The letter called for a new recognition of colonialism. “The authors of this letter, calling ourselves Unsettling Klamath River, are an open community collective of settlers, many us former Black Bear residents, living on the Klamath and Salmon Rivers working to understand and respond to the ‘elephant in the room’: the continued occupation of Karuk, Hoopa, Yurok, Konomihu, Shasta, and Shasta New River Homelands,” it reads. “While we understand that the values of settler society are the problem and not necessarily settler people themselves, we recognize that we have a responsibility to face our position as beneficiaries of settler colonialism (even though we have not intended to benefit in this way). We have been meeting for two years now, starting our efforts with identifying how colonization happened and continues to happen in our communities, re-imagining and taking steps towards material change of colonial structures.”

According to the letter, indigenous peoples told the former ranchers that the commune had “brought good people to the area, who often do amazing work and are real friends. However, Black Bears often get sick of the commune and either have family money, grow weed, or both; and end up buying up more land.”


5. Thomas & Cummins Were Kicked Out of the Commune, Reports Say

elizabeth thomas, tad cummins

Tad Cummins and Elizabeth Thomas at an Oklahoma Wal-Mart. (TBI)

Thomas and Cummins were apparently too much even for the commune, although more details of their time there have not been released.
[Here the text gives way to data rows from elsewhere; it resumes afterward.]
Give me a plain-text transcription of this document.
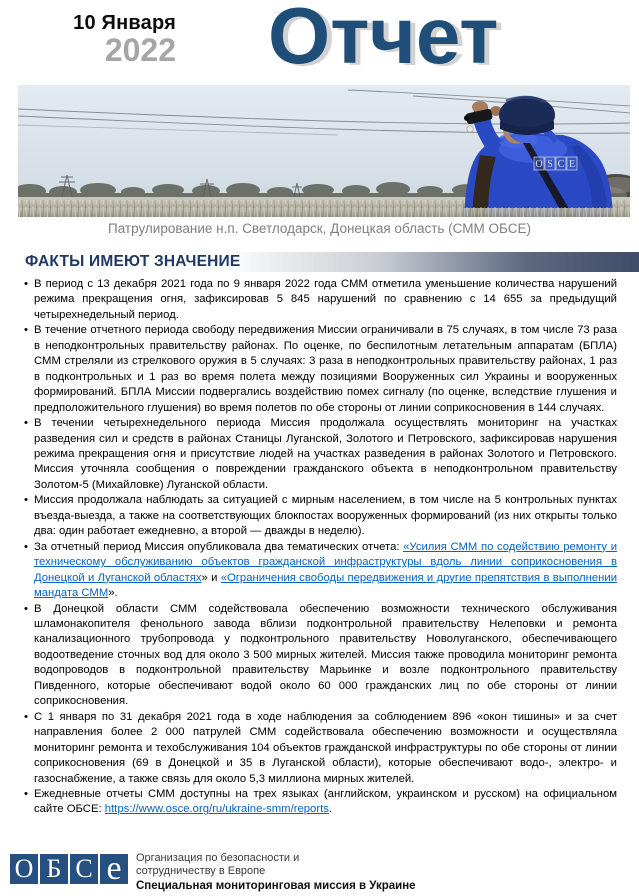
10 Января
2022 Отчет
O S C E
Патрулирование н.п. Светлодарск, Донецкая область (СММ ОБСЕ)
ФАКТЫ ИМЕЮТ ЗНАЧЕНИЕ
• В период с 13 декабря 2021 года по 9 января 2022 года СММ отметила уменьшение количества нарушений режима прекращения огня, зафиксировав 5 845 нарушений по сравнению с 14 655 за предыдущий четырехнедельный период.
• В течение отчетного периода свободу передвижения Миссии ограничивали в 75 случаях, в том числе 73 раза в неподконтрольных правительству районах. По оценке, по беспилотным летательным аппаратам (БПЛА) СММ стреляли из стрелкового оружия в 5 случаях: 3 раза в неподконтрольных правительству районах, 1 раз в подконтрольных и 1 раз во время полета между позициями Вооруженных сил Украины и вооруженных формирований. БПЛА Миссии подвергались воздействию помех сигналу (по оценке, вследствие глушения и предположительного глушения) во время полетов по обе стороны от линии соприкосновения в 144 случаях.
• В течении четырехнедельного периода Миссия продолжала осуществлять мониторинг на участках разведения сил и средств в районах Станицы Луганской, Золотого и Петровского, зафиксировав нарушения режима прекращения огня и присутствие людей на участках разведения в районах Золотого и Петровского. Миссия уточняла сообщения о повреждении гражданского объекта в неподконтрольном правительству Золотом-5 (Михайловке) Луганской области.
• Миссия продолжала наблюдать за ситуацией с мирным населением, в том числе на 5 контрольных пунктах въезда-выезда, а также на соответствующих блокпостах вооруженных формирований (из них открыты только два: один работает ежедневно, а второй — дважды в неделю).
• За отчетный период Миссия опубликовала два тематических отчета: «Усилия СММ по содействию ремонту и техническому обслуживанию объектов гражданской инфраструктуры вдоль линии соприкосновения в Донецкой и Луганской областях» и «Ограничения свободы передвижения и другие препятствия в выполнении мандата СММ».
• В Донецкой области СММ содействовала обеспечению возможности технического обслуживания шламонакопителя фенольного завода вблизи подконтрольной правительству Нелеповки и ремонта канализационного трубопровода у подконтрольного правительству Новолуганского, обеспечивающего водоотведение сточных вод для около 3 500 мирных жителей. Миссия также проводила мониторинг ремонта водопроводов в подконтрольной правительству Марьинке и возле подконтрольного правительству Пивденного, которые обеспечивают водой около 60 000 гражданских лиц по обе стороны от линии соприкосновения.
• С 1 января по 31 декабря 2021 года в ходе наблюдения за соблюдением 896 «окон тишины» и за счет направления более 2 000 патрулей СММ содействовала обеспечению возможности и осуществляла мониторинг ремонта и техобслуживания 104 объектов гражданской инфраструктуры по обе стороны от линии соприкосновения (69 в Донецкой и 35 в Луганской области), которые обеспечивают водо-, электро- и газоснабжение, а также связь для около 5,3 миллиона мирных жителей.
• Ежедневные отчеты СММ доступны на трех языках (английском, украинском и русском) на официальном сайте ОБСЕ: https://www.osce.org/ru/ukraine-smm/reports.
О Б С е	Организация по безопасности и
сотрудничеству в Европе
Специальная мониторинговая миссия в Украине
The Mercury News reports the pair “had spent at least two days at Black Bear but had been asked to leave for an unspecified reason.”

Authorities initially said they were found at the commune, but then clarified that they were located at a cabin in the area that is not affiliated with Black Bear Ranch. According to the Sacramento Bee, they were in “Siskiyou County, perhaps for more than a week, bureau spokesman Josh DeVine said. The remote, mountainous area has limited cellphone service and the terrain is difficult to traverse. Snow was still on the ground in some places.”

Cummins and Thomas were eventually located “near Cecilville, California, a onetime mining town about 100 miles from the Oregon border,” reports the Mercury News.

According to Redding.com, “officials say Cummins heard about Black Bear while with Thomas in Berkeley.”

A message on the commune’s website reads: “The Black Bear Ranch Web site is currently overwhelmed by traffic due to the recent news stories that had incorrectly reported that teacher Tad Cummins and the 15 year old girl he had run away with had been found at Black Bear ranch. The pair was actually found in Cecilville, California near a cabin where they had been staying that has no connection with Black Bear Ranch. The Sacramento Bee article that can be found here has accurate information about the apprehension and arrest. If you are interested in connecting with or visiting Black Bear, please check back later when things have quieted down. Thanks for your patience.”